Overdrive is highly useable, but somewhat lacking in character.
Ease of Use:
Armed with a Fender P and a 300-watt Verellen Meatsmoke head running into an Ampeg 8x10 cab, I was able to coax out satisfying tones that were reminiscent of a late-’70s SVT, courtesy of the pedal’s ultra-lo switch. It’s no coincidence: The pedal is definitely voiced for producing the SVT’s big and bold rumble, and it does a terrific job of capturing that vibe when coupled with a high-headroom power amp, like the one within the Meatsmoke.
Keeping the Meatsmoke’s EQ knobs neutral at noon, I found the pedal’s controls were sensitive enough to handle most of the tone shaping. The wide-frequency sweep of the pedal’s EQ also made it possible to dial in tones that were wildly different from the bypassed tone, effectively giving me a second clean channel to switch to whenever I needed it.
The SCR-DI’s Scrambler overdrive circuit scores high marks for its usability and punchy delivery. Bass overdrive effects often sound timid and tend to rely on weak, low-gain circuits. Thankfully, the SCR-DI’s Scrambler circuit has neither of these regrettable qualities. I was able to sweep from light growl to mammoth grind via the gain knob. The blend control allowed me to bring in just the right amount of dry signal foundation to keep the tone clear and defined. The drive circuit was indeed useful, but compared to a RAT or Big Muff, I felt the voicing lacked a little character. That said, it gets the job done better than many other standalone bass-overdrive stompboxes.
When used solely as a pedal for practicing and performing, the SCR-DI is worth the price of admission alone. As a studio tool, however, it’s worth its weight in gold. With a direct XLR connection from the pedal into my PreSonus interface, the signal from my P was vibrant with little coloration. The tone changed with a very amp-like response when I switched between fingerstyle and playing with a pick, and the bass and midrange bloomed as I strayed further from the bridge and closer to the neck. Most importantly, the signal was dead quiet during silent parts. And zero pesky background noise or hum equals happy bassist.

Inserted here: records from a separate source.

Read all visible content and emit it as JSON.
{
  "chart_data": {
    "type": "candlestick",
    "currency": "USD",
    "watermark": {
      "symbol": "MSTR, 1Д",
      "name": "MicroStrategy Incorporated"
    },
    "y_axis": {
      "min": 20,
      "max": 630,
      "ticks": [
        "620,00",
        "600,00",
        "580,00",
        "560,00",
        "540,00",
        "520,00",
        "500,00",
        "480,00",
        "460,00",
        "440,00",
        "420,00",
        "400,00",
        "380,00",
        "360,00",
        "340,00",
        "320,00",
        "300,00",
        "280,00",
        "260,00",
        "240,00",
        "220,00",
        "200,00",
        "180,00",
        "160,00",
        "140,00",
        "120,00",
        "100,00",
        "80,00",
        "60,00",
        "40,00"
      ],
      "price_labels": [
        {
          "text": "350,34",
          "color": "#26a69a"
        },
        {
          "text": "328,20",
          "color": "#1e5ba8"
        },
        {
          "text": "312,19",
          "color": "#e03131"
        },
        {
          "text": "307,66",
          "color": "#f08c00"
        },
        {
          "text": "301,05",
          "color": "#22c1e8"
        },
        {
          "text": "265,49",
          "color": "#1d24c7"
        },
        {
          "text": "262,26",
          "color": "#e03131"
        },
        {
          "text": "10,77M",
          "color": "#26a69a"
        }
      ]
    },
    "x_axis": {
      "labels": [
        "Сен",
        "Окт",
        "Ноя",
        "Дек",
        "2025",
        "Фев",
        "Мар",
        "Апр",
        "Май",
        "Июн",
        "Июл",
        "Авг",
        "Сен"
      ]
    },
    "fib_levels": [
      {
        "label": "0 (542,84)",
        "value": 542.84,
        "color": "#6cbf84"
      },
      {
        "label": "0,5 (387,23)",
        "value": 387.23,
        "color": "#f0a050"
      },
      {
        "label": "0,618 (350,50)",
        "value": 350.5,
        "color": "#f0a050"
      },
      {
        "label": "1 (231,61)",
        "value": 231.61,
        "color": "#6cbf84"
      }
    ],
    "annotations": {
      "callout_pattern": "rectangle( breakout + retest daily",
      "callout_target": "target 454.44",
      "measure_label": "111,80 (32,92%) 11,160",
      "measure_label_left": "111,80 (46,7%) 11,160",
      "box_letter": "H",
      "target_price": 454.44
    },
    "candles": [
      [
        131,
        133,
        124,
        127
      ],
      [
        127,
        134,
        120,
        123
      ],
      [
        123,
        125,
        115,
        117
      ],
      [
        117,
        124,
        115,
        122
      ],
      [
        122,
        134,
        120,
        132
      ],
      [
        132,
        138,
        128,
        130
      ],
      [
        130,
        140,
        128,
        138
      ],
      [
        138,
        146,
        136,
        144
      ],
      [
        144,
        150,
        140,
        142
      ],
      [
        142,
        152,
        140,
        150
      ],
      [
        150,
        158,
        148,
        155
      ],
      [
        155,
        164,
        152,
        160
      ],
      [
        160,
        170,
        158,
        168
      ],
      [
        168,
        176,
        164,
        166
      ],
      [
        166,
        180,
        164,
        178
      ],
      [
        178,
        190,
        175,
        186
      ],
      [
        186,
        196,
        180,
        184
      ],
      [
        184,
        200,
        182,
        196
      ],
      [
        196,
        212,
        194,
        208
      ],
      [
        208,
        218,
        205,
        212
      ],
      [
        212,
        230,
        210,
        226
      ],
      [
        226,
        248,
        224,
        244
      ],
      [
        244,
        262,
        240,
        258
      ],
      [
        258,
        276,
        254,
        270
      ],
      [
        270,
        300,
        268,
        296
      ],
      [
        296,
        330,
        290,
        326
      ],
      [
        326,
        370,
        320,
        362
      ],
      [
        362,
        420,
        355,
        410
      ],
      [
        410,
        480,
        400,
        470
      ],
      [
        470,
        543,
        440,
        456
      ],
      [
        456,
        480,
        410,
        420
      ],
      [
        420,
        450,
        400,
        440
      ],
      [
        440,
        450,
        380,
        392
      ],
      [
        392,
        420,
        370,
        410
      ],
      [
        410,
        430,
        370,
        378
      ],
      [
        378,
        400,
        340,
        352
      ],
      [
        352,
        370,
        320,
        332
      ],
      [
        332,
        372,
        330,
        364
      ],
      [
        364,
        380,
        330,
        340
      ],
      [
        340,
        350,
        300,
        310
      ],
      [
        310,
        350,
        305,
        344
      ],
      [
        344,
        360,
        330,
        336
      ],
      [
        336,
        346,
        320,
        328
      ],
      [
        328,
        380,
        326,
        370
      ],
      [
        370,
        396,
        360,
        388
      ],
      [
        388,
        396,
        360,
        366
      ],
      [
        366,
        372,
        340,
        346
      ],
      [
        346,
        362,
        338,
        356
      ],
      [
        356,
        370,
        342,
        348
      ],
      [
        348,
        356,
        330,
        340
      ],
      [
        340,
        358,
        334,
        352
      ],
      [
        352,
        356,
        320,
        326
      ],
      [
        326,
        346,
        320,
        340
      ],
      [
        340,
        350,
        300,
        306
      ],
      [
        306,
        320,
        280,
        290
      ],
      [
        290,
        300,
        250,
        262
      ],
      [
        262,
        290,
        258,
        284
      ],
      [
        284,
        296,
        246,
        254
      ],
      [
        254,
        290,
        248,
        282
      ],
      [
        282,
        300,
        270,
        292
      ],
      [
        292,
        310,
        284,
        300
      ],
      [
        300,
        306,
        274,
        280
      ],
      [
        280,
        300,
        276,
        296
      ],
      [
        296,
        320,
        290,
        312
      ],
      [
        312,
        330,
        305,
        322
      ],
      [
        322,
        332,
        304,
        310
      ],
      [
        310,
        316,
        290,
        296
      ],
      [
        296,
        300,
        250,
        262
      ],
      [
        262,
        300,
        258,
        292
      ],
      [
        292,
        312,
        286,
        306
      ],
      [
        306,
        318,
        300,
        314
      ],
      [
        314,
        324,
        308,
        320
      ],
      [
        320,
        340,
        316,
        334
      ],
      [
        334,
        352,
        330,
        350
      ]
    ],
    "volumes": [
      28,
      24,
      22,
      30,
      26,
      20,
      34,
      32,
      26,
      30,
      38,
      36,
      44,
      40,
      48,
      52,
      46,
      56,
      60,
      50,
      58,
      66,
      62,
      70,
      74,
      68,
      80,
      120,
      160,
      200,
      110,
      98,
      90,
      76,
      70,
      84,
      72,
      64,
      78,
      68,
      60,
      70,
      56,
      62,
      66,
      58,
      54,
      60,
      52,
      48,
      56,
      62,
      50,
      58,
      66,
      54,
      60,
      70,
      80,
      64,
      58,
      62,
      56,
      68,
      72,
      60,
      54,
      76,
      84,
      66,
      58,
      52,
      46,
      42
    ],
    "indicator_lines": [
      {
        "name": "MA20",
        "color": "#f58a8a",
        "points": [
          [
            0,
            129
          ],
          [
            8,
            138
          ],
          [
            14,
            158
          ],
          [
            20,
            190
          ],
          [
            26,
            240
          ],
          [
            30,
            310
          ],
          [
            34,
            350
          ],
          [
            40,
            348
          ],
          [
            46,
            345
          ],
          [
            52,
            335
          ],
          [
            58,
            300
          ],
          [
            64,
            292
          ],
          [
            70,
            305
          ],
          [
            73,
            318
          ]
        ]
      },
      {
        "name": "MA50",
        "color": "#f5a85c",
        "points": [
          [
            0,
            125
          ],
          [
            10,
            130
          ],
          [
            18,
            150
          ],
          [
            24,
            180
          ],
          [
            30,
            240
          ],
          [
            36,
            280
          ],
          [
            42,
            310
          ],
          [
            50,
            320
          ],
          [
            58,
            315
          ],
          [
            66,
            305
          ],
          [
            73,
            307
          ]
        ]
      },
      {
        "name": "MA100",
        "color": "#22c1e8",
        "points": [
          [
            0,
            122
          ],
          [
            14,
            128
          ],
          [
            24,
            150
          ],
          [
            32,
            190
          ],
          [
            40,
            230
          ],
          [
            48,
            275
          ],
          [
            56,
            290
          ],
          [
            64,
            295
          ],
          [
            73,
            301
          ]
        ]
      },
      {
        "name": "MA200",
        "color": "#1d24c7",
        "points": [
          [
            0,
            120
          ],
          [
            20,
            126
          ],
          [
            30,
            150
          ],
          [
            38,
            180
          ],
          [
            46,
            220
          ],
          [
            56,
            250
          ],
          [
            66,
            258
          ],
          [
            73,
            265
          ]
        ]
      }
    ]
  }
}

For the price of a couple of Benjamins, the SCR-DI is a no-brainer for bassists looking to add a DI to their stage and studio rigs. Its construction feels bulletproof, its preamp and EQ have a supremely wide breadth, and its overdrive circuit can cover much more ground than many standalone alternatives. Hands down—in my humble opinion—it’s one of the better bass DI options on the market today.